Interestingly the reviews of the film today all noted how the crowd in the theatre was “pretty calm.” Well, if you are accustomed to a silent theatre while watching a film, this theatre was rockin’. Talk-back to the screen came mostly from coal proponents who comprised about one third of the film’s audience. And when Evans thanked Ken Hechler in her pre-screening address, this vocal group errupted in jeers, catcalls and insults; in response, those who honor Hechler’s decades of service to the state of West Virginia, rose to their feet to give the 94-year-old a standing ovation. This was the tensest moment of the night.

As the film credits rolled and the audience began to pour out into the night, a small group of coal miners, who were easily identified by their black Argus Coal t-shirts, became hostile and agitated while talking to a few activists, who were probably fighting a losing battle in trying to discuss such an emotionally charged issue in the aftermath of a film screening that basically nails that fact that mountaintop removal must end.

Capitol Police were on the ball and were seen running to the outside entrance, where a heated conversation was brewing.
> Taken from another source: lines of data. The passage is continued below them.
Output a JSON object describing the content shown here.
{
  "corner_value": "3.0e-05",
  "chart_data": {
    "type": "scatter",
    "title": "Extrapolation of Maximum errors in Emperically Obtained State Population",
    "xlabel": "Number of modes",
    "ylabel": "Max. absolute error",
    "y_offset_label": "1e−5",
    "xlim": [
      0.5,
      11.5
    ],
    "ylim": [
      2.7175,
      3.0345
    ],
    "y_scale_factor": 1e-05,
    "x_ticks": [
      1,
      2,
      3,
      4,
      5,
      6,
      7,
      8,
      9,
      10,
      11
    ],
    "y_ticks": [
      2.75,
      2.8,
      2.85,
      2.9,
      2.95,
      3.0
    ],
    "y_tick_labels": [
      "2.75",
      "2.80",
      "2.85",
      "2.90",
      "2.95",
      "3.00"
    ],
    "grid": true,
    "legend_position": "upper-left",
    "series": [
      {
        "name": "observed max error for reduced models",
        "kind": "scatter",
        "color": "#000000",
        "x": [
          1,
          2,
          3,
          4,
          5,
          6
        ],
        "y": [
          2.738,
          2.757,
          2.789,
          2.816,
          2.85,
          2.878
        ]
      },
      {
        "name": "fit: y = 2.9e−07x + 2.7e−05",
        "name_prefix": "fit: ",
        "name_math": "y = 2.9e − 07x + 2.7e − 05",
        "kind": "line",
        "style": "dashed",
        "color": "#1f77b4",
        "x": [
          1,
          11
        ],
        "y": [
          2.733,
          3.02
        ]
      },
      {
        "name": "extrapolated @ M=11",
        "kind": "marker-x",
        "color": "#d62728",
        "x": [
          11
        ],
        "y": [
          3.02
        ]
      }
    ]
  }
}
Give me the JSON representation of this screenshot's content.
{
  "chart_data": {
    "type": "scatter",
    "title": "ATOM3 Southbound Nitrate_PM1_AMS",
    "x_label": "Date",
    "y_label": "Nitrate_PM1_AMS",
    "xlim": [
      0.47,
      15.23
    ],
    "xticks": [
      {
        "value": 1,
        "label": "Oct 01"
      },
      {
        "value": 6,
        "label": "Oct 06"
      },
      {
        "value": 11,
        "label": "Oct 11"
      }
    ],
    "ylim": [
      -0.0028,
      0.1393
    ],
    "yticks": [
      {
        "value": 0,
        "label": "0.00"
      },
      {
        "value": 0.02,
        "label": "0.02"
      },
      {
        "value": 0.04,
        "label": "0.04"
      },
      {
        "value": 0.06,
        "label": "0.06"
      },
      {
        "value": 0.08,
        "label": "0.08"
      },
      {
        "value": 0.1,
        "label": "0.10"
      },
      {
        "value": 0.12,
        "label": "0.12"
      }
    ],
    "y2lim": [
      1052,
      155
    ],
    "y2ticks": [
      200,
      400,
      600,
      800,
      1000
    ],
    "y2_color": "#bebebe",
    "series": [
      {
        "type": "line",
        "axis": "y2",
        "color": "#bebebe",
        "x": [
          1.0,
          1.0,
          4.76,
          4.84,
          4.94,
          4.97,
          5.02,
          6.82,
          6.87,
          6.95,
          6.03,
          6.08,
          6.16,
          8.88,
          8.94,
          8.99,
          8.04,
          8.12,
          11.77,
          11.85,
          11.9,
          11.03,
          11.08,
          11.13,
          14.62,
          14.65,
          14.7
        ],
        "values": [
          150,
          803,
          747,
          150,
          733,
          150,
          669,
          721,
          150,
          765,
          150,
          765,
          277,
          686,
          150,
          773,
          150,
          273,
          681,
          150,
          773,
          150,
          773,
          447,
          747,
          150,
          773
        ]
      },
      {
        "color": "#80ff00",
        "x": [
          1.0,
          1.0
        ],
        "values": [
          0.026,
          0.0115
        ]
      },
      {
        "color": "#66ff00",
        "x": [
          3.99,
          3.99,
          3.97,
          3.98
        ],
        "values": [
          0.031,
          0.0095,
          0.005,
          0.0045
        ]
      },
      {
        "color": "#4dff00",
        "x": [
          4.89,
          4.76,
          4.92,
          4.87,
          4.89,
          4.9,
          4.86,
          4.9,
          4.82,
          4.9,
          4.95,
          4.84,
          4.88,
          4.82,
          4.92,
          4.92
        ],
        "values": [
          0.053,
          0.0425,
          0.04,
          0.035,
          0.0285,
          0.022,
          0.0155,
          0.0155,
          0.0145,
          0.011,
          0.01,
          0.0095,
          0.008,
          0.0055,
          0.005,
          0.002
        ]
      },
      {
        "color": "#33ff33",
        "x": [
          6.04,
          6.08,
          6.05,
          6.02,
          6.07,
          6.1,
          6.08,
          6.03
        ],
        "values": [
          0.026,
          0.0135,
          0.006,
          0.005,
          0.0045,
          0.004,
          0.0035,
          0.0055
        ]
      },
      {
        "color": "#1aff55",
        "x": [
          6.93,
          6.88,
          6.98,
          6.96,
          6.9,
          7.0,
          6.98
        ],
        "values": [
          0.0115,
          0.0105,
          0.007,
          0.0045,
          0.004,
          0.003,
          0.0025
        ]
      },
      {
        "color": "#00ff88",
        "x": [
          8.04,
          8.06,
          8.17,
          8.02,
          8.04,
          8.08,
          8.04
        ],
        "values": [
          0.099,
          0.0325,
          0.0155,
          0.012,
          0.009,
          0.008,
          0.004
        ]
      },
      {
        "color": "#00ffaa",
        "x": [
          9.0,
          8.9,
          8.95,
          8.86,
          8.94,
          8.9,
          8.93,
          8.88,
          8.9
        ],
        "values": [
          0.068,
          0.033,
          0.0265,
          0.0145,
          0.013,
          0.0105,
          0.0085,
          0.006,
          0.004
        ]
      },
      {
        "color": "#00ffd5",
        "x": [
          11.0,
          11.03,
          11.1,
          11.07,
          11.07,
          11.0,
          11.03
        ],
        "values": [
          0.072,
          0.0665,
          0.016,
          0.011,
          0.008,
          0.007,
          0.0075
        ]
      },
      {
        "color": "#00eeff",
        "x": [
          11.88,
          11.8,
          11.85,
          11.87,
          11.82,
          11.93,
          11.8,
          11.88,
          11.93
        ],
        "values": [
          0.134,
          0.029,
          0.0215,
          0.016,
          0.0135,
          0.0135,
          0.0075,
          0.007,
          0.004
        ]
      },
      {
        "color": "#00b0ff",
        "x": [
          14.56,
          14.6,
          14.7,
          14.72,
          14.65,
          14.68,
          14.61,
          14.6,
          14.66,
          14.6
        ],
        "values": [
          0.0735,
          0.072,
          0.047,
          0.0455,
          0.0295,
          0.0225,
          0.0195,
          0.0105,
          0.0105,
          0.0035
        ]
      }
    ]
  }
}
Approximately six coal miners were escorted from the building property by three officers.

West Virginia Capitol Police escorted six coal miners from the Capitol Complex after they became hostile and threatening towards those who tried to talk to them after the screening.  photograph (c) antrim caskey, 2009

West Virginia Capitol Police escorted six coal miners from the Capitol Complex after they became hostile and threatening towards those who tried to talk to them after the screening. photograph (c) antrim caskey, 2009

Seems police supervision is still needed for these conversations.